Conservative victories often amount to the successful obstruction of liberal initiatives, or even just a reduction in the rate of government growth, rather than actual rightward shifts in the direction of policy. As popular conservatism becomes more consumed with symbolic and cultural battles, such as the current conflict over the teaching of critical race theory in public schools, the movement's traditional primary objective of rolling back the modern welfare state is either moving down the agenda or increasingly delegated to the conservative judiciary rather than the elected branches of government. (As Thursday's ruling showed, judges may not always be much more eager to take on this assignment than executives or legislators have been.)
In the other ideological direction, an increasingly visible strain of progressive activism has certainly had a measurable effect on perceptions of the American political climate. But so far, its ability to directly impose policy has been mostly restricted to non-governmental institutions controlled by the highly-educated cultural left, such as media companies and liberal arts colleges.

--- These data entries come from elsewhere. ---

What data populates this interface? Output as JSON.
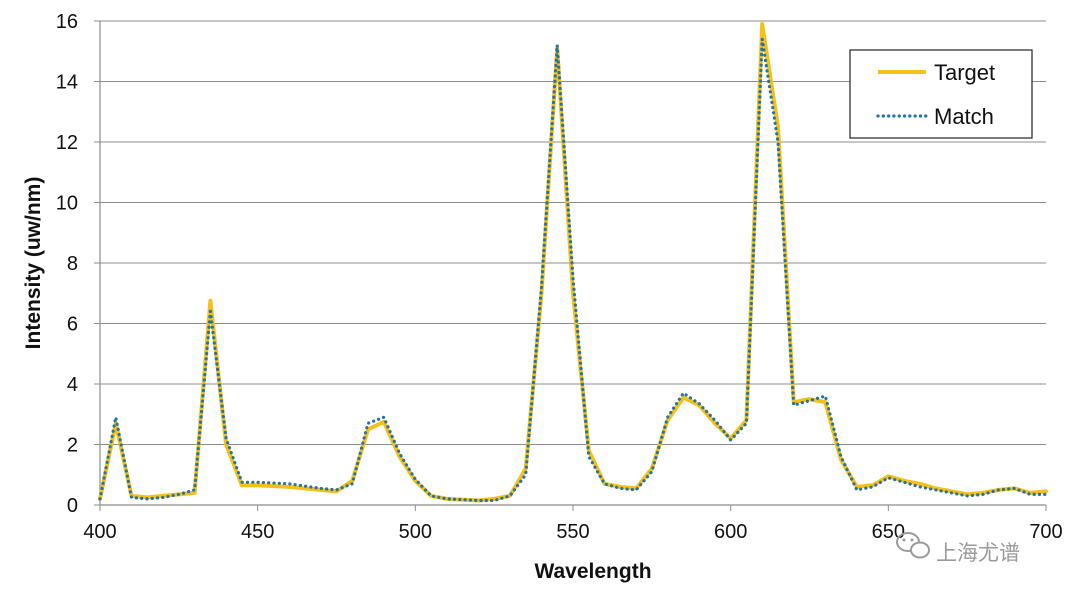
{
  "chart_data": {
    "type": "line",
    "title": "",
    "xlabel": "Wavelength",
    "ylabel": "Intensity (uw/nm)",
    "xlim": [
      400,
      700
    ],
    "ylim": [
      0,
      16
    ],
    "xticks": [
      400,
      450,
      500,
      550,
      600,
      650,
      700
    ],
    "yticks": [
      0,
      2,
      4,
      6,
      8,
      10,
      12,
      14,
      16
    ],
    "grid": "horizontal",
    "legend_position": "top-right",
    "series": [
      {
        "name": "Target",
        "color": "#F5C018",
        "style": "solid",
        "points": [
          [
            400,
            0.2
          ],
          [
            405,
            2.7
          ],
          [
            410,
            0.3
          ],
          [
            415,
            0.25
          ],
          [
            420,
            0.3
          ],
          [
            425,
            0.35
          ],
          [
            430,
            0.4
          ],
          [
            435,
            6.75
          ],
          [
            440,
            2.0
          ],
          [
            445,
            0.65
          ],
          [
            450,
            0.65
          ],
          [
            460,
            0.6
          ],
          [
            470,
            0.5
          ],
          [
            475,
            0.45
          ],
          [
            480,
            0.8
          ],
          [
            485,
            2.5
          ],
          [
            490,
            2.75
          ],
          [
            495,
            1.6
          ],
          [
            500,
            0.8
          ],
          [
            505,
            0.3
          ],
          [
            510,
            0.2
          ],
          [
            520,
            0.15
          ],
          [
            525,
            0.2
          ],
          [
            530,
            0.3
          ],
          [
            535,
            1.2
          ],
          [
            540,
            7.0
          ],
          [
            545,
            15.1
          ],
          [
            550,
            7.0
          ],
          [
            555,
            1.8
          ],
          [
            560,
            0.7
          ],
          [
            565,
            0.6
          ],
          [
            570,
            0.55
          ],
          [
            575,
            1.2
          ],
          [
            580,
            2.8
          ],
          [
            585,
            3.55
          ],
          [
            590,
            3.3
          ],
          [
            595,
            2.7
          ],
          [
            600,
            2.2
          ],
          [
            605,
            2.8
          ],
          [
            610,
            15.9
          ],
          [
            615,
            12.5
          ],
          [
            620,
            3.4
          ],
          [
            625,
            3.5
          ],
          [
            630,
            3.4
          ],
          [
            635,
            1.5
          ],
          [
            640,
            0.6
          ],
          [
            645,
            0.65
          ],
          [
            650,
            0.95
          ],
          [
            655,
            0.8
          ],
          [
            660,
            0.7
          ],
          [
            665,
            0.55
          ],
          [
            670,
            0.45
          ],
          [
            675,
            0.35
          ],
          [
            680,
            0.4
          ],
          [
            685,
            0.5
          ],
          [
            690,
            0.55
          ],
          [
            695,
            0.4
          ],
          [
            700,
            0.45
          ]
        ]
      },
      {
        "name": "Match",
        "color": "#2373A3",
        "style": "dotted",
        "points": [
          [
            400,
            0.2
          ],
          [
            405,
            2.9
          ],
          [
            410,
            0.25
          ],
          [
            415,
            0.2
          ],
          [
            420,
            0.25
          ],
          [
            425,
            0.35
          ],
          [
            430,
            0.5
          ],
          [
            435,
            6.4
          ],
          [
            440,
            2.2
          ],
          [
            445,
            0.75
          ],
          [
            450,
            0.75
          ],
          [
            460,
            0.7
          ],
          [
            470,
            0.55
          ],
          [
            475,
            0.5
          ],
          [
            480,
            0.7
          ],
          [
            485,
            2.7
          ],
          [
            490,
            2.9
          ],
          [
            495,
            1.7
          ],
          [
            500,
            0.85
          ],
          [
            505,
            0.3
          ],
          [
            510,
            0.2
          ],
          [
            520,
            0.15
          ],
          [
            525,
            0.15
          ],
          [
            530,
            0.3
          ],
          [
            535,
            1.0
          ],
          [
            540,
            7.2
          ],
          [
            545,
            15.2
          ],
          [
            550,
            7.5
          ],
          [
            555,
            1.6
          ],
          [
            560,
            0.7
          ],
          [
            565,
            0.55
          ],
          [
            570,
            0.5
          ],
          [
            575,
            1.1
          ],
          [
            580,
            2.9
          ],
          [
            585,
            3.7
          ],
          [
            590,
            3.35
          ],
          [
            595,
            2.8
          ],
          [
            600,
            2.15
          ],
          [
            605,
            2.7
          ],
          [
            610,
            15.4
          ],
          [
            615,
            12.0
          ],
          [
            620,
            3.3
          ],
          [
            625,
            3.45
          ],
          [
            630,
            3.6
          ],
          [
            635,
            1.6
          ],
          [
            640,
            0.5
          ],
          [
            645,
            0.6
          ],
          [
            650,
            0.9
          ],
          [
            655,
            0.75
          ],
          [
            660,
            0.6
          ],
          [
            665,
            0.5
          ],
          [
            670,
            0.4
          ],
          [
            675,
            0.3
          ],
          [
            680,
            0.35
          ],
          [
            685,
            0.5
          ],
          [
            690,
            0.55
          ],
          [
            695,
            0.35
          ],
          [
            700,
            0.35
          ]
        ]
      }
    ]
  },
  "watermark": {
    "text": "上海尤谱",
    "icon": "wechat-icon"
  }
}
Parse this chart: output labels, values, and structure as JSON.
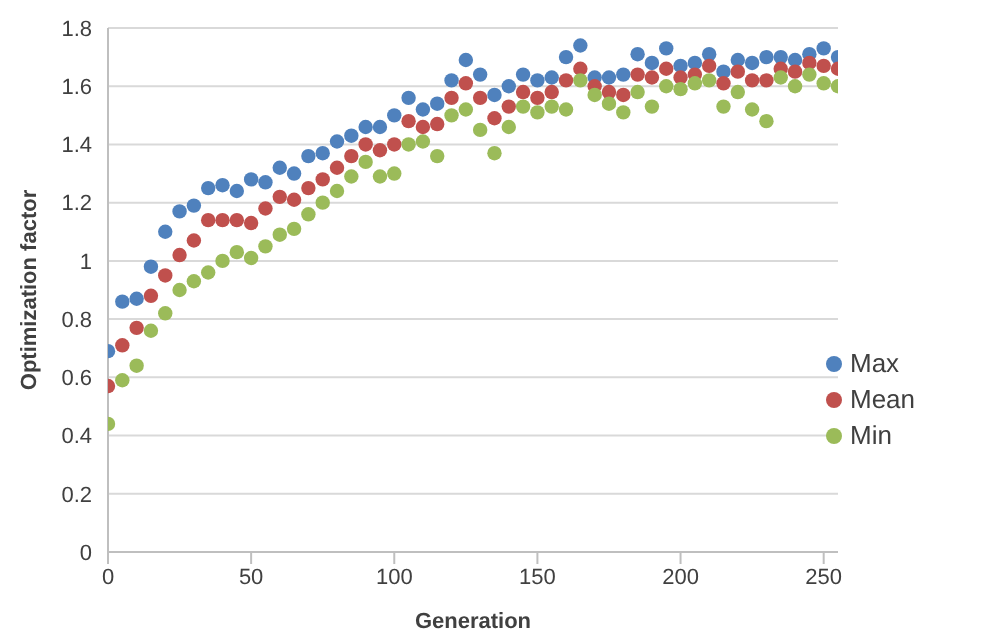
{
  "chart_data": {
    "type": "scatter",
    "xlabel": "Generation",
    "ylabel": "Optimization factor",
    "x": [
      0,
      5,
      10,
      15,
      20,
      25,
      30,
      35,
      40,
      45,
      50,
      55,
      60,
      65,
      70,
      75,
      80,
      85,
      90,
      95,
      100,
      105,
      110,
      115,
      120,
      125,
      130,
      135,
      140,
      145,
      150,
      155,
      160,
      165,
      170,
      175,
      180,
      185,
      190,
      195,
      200,
      205,
      210,
      215,
      220,
      225,
      230,
      235,
      240,
      245,
      250,
      255
    ],
    "series": [
      {
        "name": "Max",
        "color": "#4f81bd",
        "values": [
          0.69,
          0.86,
          0.87,
          0.98,
          1.1,
          1.17,
          1.19,
          1.25,
          1.26,
          1.24,
          1.28,
          1.27,
          1.32,
          1.3,
          1.36,
          1.37,
          1.41,
          1.43,
          1.46,
          1.46,
          1.5,
          1.56,
          1.52,
          1.54,
          1.62,
          1.69,
          1.64,
          1.57,
          1.6,
          1.64,
          1.62,
          1.63,
          1.7,
          1.74,
          1.63,
          1.63,
          1.64,
          1.71,
          1.68,
          1.73,
          1.67,
          1.68,
          1.71,
          1.65,
          1.69,
          1.68,
          1.7,
          1.7,
          1.69,
          1.71,
          1.73,
          1.7
        ]
      },
      {
        "name": "Mean",
        "color": "#c0504d",
        "values": [
          0.57,
          0.71,
          0.77,
          0.88,
          0.95,
          1.02,
          1.07,
          1.14,
          1.14,
          1.14,
          1.13,
          1.18,
          1.22,
          1.21,
          1.25,
          1.28,
          1.32,
          1.36,
          1.4,
          1.38,
          1.4,
          1.48,
          1.46,
          1.47,
          1.56,
          1.61,
          1.56,
          1.49,
          1.53,
          1.58,
          1.56,
          1.58,
          1.62,
          1.66,
          1.6,
          1.58,
          1.57,
          1.64,
          1.63,
          1.66,
          1.63,
          1.64,
          1.67,
          1.61,
          1.65,
          1.62,
          1.62,
          1.66,
          1.65,
          1.68,
          1.67,
          1.66
        ]
      },
      {
        "name": "Min",
        "color": "#9bbb59",
        "values": [
          0.44,
          0.59,
          0.64,
          0.76,
          0.82,
          0.9,
          0.93,
          0.96,
          1.0,
          1.03,
          1.01,
          1.05,
          1.09,
          1.11,
          1.16,
          1.2,
          1.24,
          1.29,
          1.34,
          1.29,
          1.3,
          1.4,
          1.41,
          1.36,
          1.5,
          1.52,
          1.45,
          1.37,
          1.46,
          1.53,
          1.51,
          1.53,
          1.52,
          1.62,
          1.57,
          1.54,
          1.51,
          1.58,
          1.53,
          1.6,
          1.59,
          1.61,
          1.62,
          1.53,
          1.58,
          1.52,
          1.48,
          1.63,
          1.6,
          1.64,
          1.61,
          1.6
        ]
      }
    ],
    "xlim": [
      0,
      255
    ],
    "xticks": [
      0,
      50,
      100,
      150,
      200,
      250
    ],
    "ylim": [
      0,
      1.8
    ],
    "yticks": [
      0,
      0.2,
      0.4,
      0.6,
      0.8,
      1,
      1.2,
      1.4,
      1.6,
      1.8
    ],
    "grid": "y",
    "legend": "right",
    "marker": "circle"
  }
}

The new progressive style has yet to find a secure foothold in elective politics, even in Blue America—where are the socialist state governors? the leftist big-city mayors?—despite plenty of confident assertions that the Bernie Sanders campaigns and the AOC-aligned "Squad" foreshadow the near-term future of the Democratic Party. Conflicts in various left-dominated municipalities over police reform and defunding in the Black Lives Matter era, as well as other similar issues, suggest that there are still many unanswered questions about how this particular ideological framework can and will be converted into specific governing choices.
Traditional pragmatic liberalism is a perennial rhetorical target for people who think of themselves as committed to loftier ideals. On the right, social conservatives like Ross Douthat criticize it for lacking "a clear sense of moral purpose," suggesting that in our time it has become "somewhat exhausted." Purist activists on the left echo these themes, speaking of an age marked by the supposedly catastrophic failures of "neoliberalism" and representing the onset of "late capitalism"—implying that a non-capitalist future is surely soon to arrive.
But old-fashioned half-a-loaf liberalism has proven tough to replace. It's not just that revolutionary change is difficult to achieve in the American political system, though it is. There are also plenty of important constituencies invested in conventional liberal policy-making—classes of credentialed work-within-the-system subject matter experts, institutionalized interest groups that prize partial victories over none at all, and a large number of regular voters who hold moderately left-of-center views on domestic affairs and are wary of socialism and laissez-faire-ism alike. While critics on all sides yawn with impatience for the era of boring old liberalism to end, the boring old liberal ACA has just further entrenched itself, boring old liberals Joe Biden, Nancy Pelosi, and Chuck Schumer are working to enact more boring old technocratic incrementalist liberal policies, and boring old liberalism just keeps muddling through to prevail once again.